= Solar wind turbulence =

Solar wind turbulence refers to the complex, chaotic fluid motions and magnetic field fluctuations observed in the solar wind plasma as it flows outward from the Sun. This turbulence plays a key role in heating the solar wind and accelerating charged particles throughout the heliosphere.

Solar wind turbulence displays both magnetohydrodynamic (MHD) and kinetic plasma behaviors. It exhibits Kolmogorov-like power spectra at fluid scales, and shows strong Alfvénic correlations between velocity and magnetic field fluctuations, especially in fast solar wind. It evolves with distance from the Sun as the wind expands.

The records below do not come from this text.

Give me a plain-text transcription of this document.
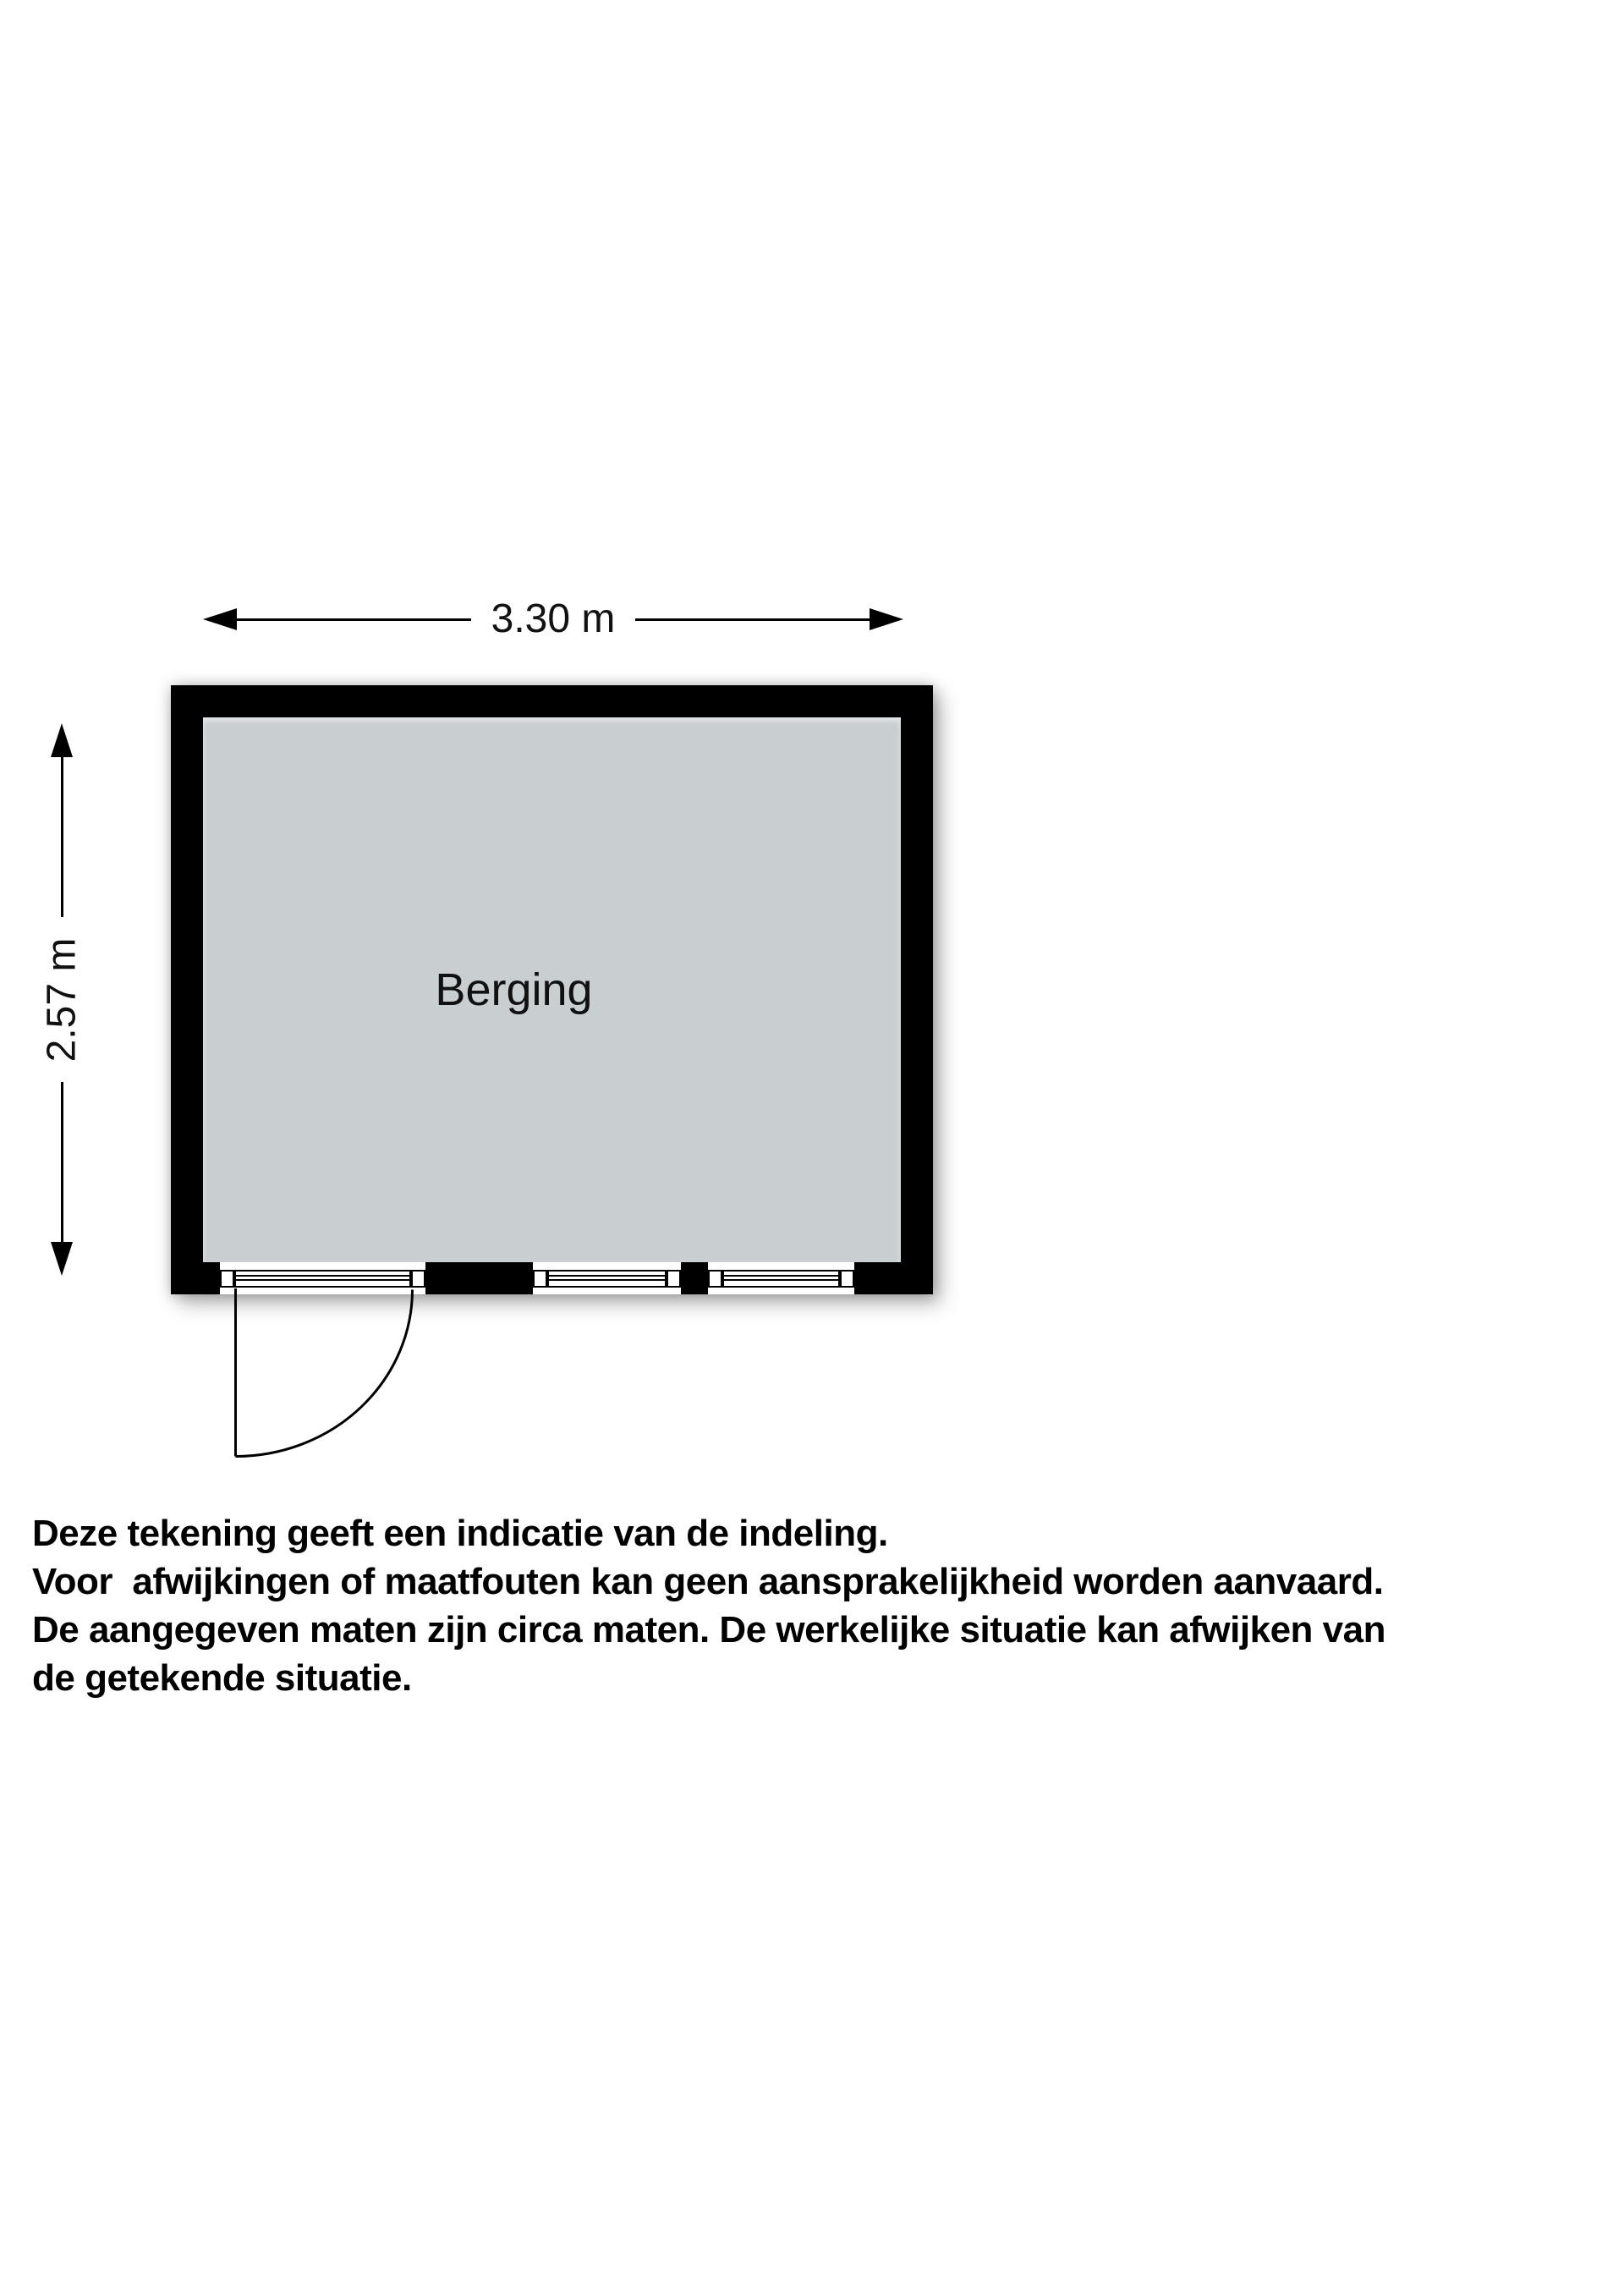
3.30 m
2.57 m	Berging

Deze tekening geeft een indicatie van de indeling.

Voor  afwijkingen of maatfouten kan geen aansprakelijkheid worden aanvaard.

De aangegeven maten zijn circa maten. De werkelijke situatie kan afwijken van

de getekende situatie.
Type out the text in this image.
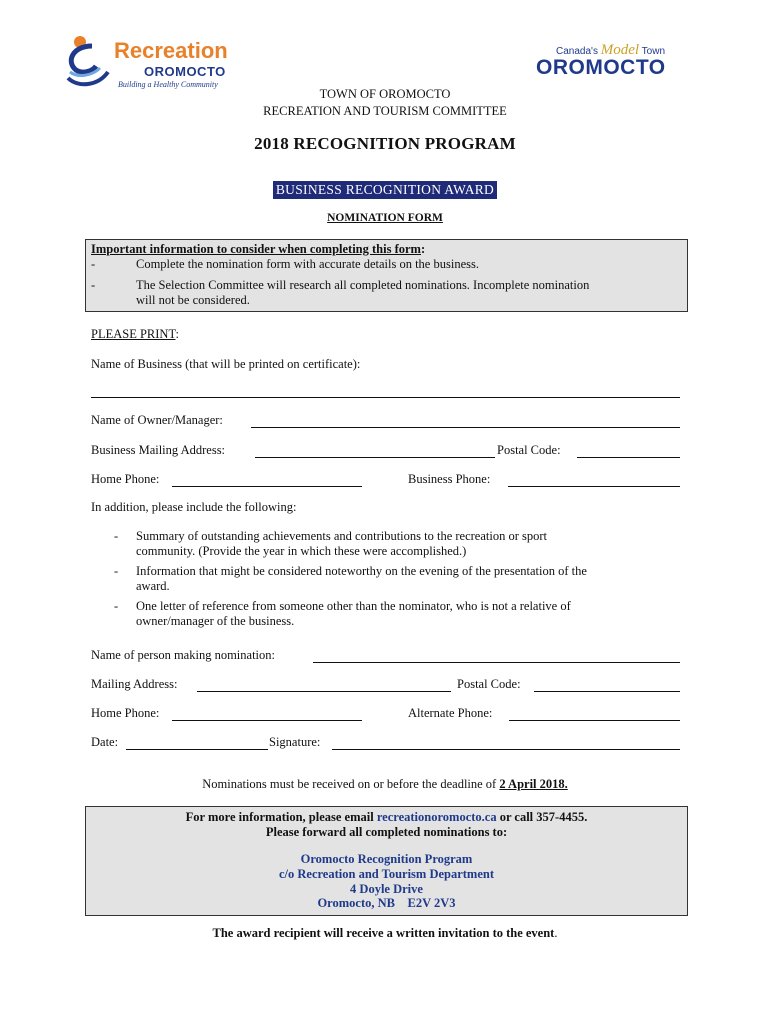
Recreation
OROMOCTO
Building a Healthy Community
Canada's Model Town
OROMOCTO
TOWN OF OROMOCTO
RECREATION AND TOURISM COMMITTEE
2018 RECOGNITION PROGRAM
BUSINESS RECOGNITION AWARD
NOMINATION FORM
Important information to consider when completing this form:
-	Complete the nomination form with accurate details on the business.
-	The Selection Committee will research all completed nominations. Incomplete nomination
will not be considered.
PLEASE PRINT:
Name of Business (that will be printed on certificate):
Name of Owner/Manager:
Business Mailing Address:	Postal Code:
Home Phone:	Business Phone:
In addition, please include the following:
- Summary of outstanding achievements and contributions to the recreation or sport
community. (Provide the year in which these were accomplished.)
- Information that might be considered noteworthy on the evening of the presentation of the
award.
- One letter of reference from someone other than the nominator, who is not a relative of
owner/manager of the business.
Name of person making nomination:
Mailing Address:	Postal Code:
Home Phone:	Alternate Phone:
Date:	Signature:
Nominations must be received on or before the deadline of 2 April 2018.
For more information, please email recreationoromocto.ca or call 357-4455.
Please forward all completed nominations to:
Oromocto Recognition Program
c/o Recreation and Tourism Department
4 Doyle Drive
Oromocto, NB    E2V 2V3
The award recipient will receive a written invitation to the event.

The turbulence can be broadly categorized into:
- Large-scale Alfvénic fluctuations originating from the Sun
- Actively evolving turbulent cascade transferring energy to smaller scales
- Small-scale kinetic processes where the fluid approximation breaks down

Observations from spacecraft like Helios, Ulysses, and Wind have revealed that solar wind turbulence properties vary between:
- Fast vs. slow solar wind streams
- Different heliographic latitudes
- Various distances from the Sun

Current research focuses on the relative roles of waves vs. structures, evolution of turbulent properties with solar wind expansion, and kinetic processes at small scales where energy dissipates.